Let me explain things to you in ways that your teachers would not, in ways of which they would not approve. Let's suppose for a moment that the common Christian narrative of Christ's life and death is correct. He was born a man (setting aside for a moment any question of how God may appear in the world while being divorced from divinity). He lived and died, his death being a sacrifice for our sins. We are forced immediately (at least, I was so forced) to consider the above passage quoted from Romans, as well as that declaration found in the beginning of the Gospel of John - "In the
beginning was the Word, and the Word was with God, and the Word was God. He was with God in the beginning. Through him were all things made; without him nothing was made that has been made. In him was life, and that life was the light of men.
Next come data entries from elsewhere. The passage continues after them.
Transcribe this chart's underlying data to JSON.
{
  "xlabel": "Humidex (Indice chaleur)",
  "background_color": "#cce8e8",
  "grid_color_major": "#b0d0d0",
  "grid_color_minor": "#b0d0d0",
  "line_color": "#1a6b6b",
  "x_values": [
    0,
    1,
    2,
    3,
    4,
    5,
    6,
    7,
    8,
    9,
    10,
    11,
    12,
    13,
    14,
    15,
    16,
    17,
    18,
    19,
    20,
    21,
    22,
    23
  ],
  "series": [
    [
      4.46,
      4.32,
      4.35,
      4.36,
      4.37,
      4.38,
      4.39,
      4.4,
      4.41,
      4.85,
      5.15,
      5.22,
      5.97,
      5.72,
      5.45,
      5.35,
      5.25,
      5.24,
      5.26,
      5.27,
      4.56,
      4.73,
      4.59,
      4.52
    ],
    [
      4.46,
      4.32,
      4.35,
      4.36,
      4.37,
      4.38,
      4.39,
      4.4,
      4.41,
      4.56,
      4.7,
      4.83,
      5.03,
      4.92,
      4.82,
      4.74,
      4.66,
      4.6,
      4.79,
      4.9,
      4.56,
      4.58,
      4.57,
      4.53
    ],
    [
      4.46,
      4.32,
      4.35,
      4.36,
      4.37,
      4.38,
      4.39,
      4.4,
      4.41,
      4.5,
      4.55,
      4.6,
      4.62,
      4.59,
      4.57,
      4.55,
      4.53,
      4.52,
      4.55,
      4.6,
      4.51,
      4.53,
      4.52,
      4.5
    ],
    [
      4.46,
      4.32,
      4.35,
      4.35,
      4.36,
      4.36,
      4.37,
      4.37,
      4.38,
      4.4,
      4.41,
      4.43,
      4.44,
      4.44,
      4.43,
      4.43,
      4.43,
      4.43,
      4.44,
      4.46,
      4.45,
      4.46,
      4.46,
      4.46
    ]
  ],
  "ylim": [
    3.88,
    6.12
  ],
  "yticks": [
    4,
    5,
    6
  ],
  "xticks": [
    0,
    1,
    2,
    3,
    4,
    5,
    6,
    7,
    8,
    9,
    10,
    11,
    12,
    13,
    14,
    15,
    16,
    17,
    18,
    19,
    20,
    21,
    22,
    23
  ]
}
The light shines in the darkness,
but the darkness has not understood it."
As I pointed out in the original article, in essence this means that God the Father afflicted God the Son, the point of mediation for God's creative impulse, the instrument by which creation came to be and by which it is maintained (since such creation is not a once-only intervention but a continuous process - unless you'd like to suppose that the universe is self-subsistent and independent of God, in which case any talk of sin and redemption becomes unmitigated nonsense) with a kind of cancer. The cancer of a perpetual disappointment, paid for by the perpetual crucifixion of the Son, since he alone is perpetually innocent and therefore a perpetual sacrifice before God for the failings of humanity.
It
does not matter that tomb and cross are alike both empty. If sin persists then sin was not done away with by Christ's sacrifice. If it was not done away with then it must constantly be paid for (or that balance you are so fond of would swing wildly against Man), and there is no one to pay for it
but Christ. So that I am proved right in my contention that God, so far from being merciful, is a child-killing
motherfucker who'd consign his kid to perpetual slaughter to prove a point.